At Vatican II, concern about saints’ feast days distracting from the central mysteries of Christ’s life led the council fathers to simplify the church’s liturgical calendar. Some saints’ days disappeared; others were moved or restricted to celebration in their local churches. The landmark council document “Lumen Gentium” reaffirmed longstanding Catholic teaching that “our companionship with the saints joins us to Christ” and Catholics should “invoke them and have recourse to their prayers, their power and help in obtaining benefits from God through His Son, Jesus Christ.” Yet the document warned against “any abuses, excesses or defects” that privilege “the multiplying of external acts” over the most authentic form of devotion to the saints: imitation of their virtues and their single-minded focus on Christ.
As with so much else that happened in the chaotic years after Vatican II concluded in 1965, the balanced tone of the council’s teaching on saints was lost amid the clamor for more radical change. Liturgists and pastors intoxicated by the “spirit of Vatican II” and the cultural upheaval of the late 1960s interpreted cautions against devotional abuses as a call to sideline the saints. The result was disorienting for many rank-and-file faithful, who walked into their parishes to find statues of their favorite patrons removed, recitation of their favorite novenas canceled, and age-old displays of reverence for their holy forebears ridiculed as relics of a retrograde, “pre-Vatican II” Catholicism.
Saints began to make a comeback with the 1978 election of Pope John Paul II. Like Benedict, John Paul was present for all four sessions of Vatican II. He saw an intrinsic link between the council’s “universal call to holiness” and devotion to the saints. If the summons to heroic virtue and eternal union with God is directed to believers in all walks of life – not just nuns, priests and popes – then today’s Catholics need more models of holiness, he reasoned, not fewer. So John Paul streamlined the church’s canonization process, beatifying 1,338 people and declaring some 482 saints – record numbers that included Catholic singles, spouses and parents, and contemporary representatives of a diverse array of professions, nationalities and spiritualities.
John Paul’s “saint factory” sparked its share of criticism, but it also ignited enthusiasm among a new generation of Catholics.
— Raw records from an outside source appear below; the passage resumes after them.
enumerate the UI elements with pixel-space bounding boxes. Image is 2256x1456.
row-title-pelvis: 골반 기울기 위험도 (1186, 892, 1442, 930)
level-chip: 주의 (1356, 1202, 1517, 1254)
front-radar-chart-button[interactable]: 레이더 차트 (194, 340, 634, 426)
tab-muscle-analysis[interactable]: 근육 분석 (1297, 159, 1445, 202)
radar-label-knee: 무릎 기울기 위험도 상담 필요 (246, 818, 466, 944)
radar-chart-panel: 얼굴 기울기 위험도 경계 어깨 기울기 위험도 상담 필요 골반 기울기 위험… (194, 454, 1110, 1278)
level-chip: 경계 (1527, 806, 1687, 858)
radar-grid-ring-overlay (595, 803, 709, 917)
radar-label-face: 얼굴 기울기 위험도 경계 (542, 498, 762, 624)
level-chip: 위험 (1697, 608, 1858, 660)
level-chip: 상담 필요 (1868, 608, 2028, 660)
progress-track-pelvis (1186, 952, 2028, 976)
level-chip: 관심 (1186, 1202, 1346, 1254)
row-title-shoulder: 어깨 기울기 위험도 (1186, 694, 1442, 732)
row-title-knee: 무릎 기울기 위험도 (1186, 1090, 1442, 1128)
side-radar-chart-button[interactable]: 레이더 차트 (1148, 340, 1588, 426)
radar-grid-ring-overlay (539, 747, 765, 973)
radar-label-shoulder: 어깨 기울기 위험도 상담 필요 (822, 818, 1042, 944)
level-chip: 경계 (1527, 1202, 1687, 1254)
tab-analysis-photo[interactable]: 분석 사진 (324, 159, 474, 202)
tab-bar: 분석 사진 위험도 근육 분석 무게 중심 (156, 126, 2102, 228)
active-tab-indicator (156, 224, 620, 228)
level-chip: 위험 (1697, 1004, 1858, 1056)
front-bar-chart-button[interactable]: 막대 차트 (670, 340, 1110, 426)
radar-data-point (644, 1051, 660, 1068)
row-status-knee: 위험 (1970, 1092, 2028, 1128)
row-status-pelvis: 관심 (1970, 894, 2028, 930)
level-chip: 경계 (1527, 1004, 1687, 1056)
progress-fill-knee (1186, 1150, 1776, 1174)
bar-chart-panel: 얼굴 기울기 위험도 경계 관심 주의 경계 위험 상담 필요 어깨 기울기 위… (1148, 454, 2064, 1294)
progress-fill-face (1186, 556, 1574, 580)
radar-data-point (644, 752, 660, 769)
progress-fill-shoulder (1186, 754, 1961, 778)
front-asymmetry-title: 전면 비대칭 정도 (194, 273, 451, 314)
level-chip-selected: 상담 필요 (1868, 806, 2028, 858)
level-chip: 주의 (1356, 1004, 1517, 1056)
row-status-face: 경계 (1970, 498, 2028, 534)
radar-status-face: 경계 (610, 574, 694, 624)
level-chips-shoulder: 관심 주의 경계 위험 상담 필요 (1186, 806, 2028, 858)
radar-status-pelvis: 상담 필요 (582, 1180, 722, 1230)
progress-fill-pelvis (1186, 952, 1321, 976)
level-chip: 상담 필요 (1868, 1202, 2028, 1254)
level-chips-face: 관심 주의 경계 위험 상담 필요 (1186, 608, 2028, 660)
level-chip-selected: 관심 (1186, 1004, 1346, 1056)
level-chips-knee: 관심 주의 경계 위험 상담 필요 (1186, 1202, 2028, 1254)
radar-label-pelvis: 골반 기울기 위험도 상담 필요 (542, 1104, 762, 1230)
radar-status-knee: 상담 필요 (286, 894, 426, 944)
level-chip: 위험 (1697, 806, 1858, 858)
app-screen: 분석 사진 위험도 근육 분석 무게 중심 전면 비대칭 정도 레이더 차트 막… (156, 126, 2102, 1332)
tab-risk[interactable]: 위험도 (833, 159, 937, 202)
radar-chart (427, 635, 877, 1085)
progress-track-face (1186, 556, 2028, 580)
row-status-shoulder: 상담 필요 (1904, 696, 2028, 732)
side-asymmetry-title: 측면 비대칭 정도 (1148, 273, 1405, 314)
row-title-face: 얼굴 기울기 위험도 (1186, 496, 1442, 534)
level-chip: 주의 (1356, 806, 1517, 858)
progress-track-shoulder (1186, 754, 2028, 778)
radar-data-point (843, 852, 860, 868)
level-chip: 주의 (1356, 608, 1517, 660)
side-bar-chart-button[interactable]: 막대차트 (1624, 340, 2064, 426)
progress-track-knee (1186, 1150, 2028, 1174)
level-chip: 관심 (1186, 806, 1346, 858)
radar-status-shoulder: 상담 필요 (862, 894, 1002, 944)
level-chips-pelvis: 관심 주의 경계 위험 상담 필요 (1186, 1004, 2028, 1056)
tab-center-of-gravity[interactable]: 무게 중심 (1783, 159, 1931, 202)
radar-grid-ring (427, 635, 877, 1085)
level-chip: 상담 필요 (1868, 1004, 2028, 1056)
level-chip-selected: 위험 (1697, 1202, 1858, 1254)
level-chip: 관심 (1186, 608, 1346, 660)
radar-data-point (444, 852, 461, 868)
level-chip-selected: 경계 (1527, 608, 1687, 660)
Many younger Catholics who never knew the pre-Vatican II subculture that shaped their parents and grandparents have begun discovering the value of having holy companions on the spiritual journey, wise guides whose stories suggest that fleeting trials, when embraced with faith, can become the stuff of eternal glory.
Benedict has encouraged that discovery. Between 2007 and 2011, he gave more than 100 general audience addresses on the lives of the saints, and concluded by explicitly connecting their example to the lessons of Vatican II. A careful student of history with a gimlet-eyed view of the church’s position in the world today, Benedict knows that saints – and the passion for personal holiness and self-sacrifice they inspire – are keys to Church renewal in every age. As he explained to interviewer Vittorio Messori in the Ratzinger Report, “The only really effective apologia for Christianity comes down to two arguments, namely, the saints the church has produced and the art which has grown in her womb.”
As Catholics commemorate a council that opened the windows of the church to the modern world, it seems fitting that the anniversary be bracketed by ceremonies honoring the church’s best ambassadors and most beautiful works of art: its colorful, eclectic and inspiring canon of saints.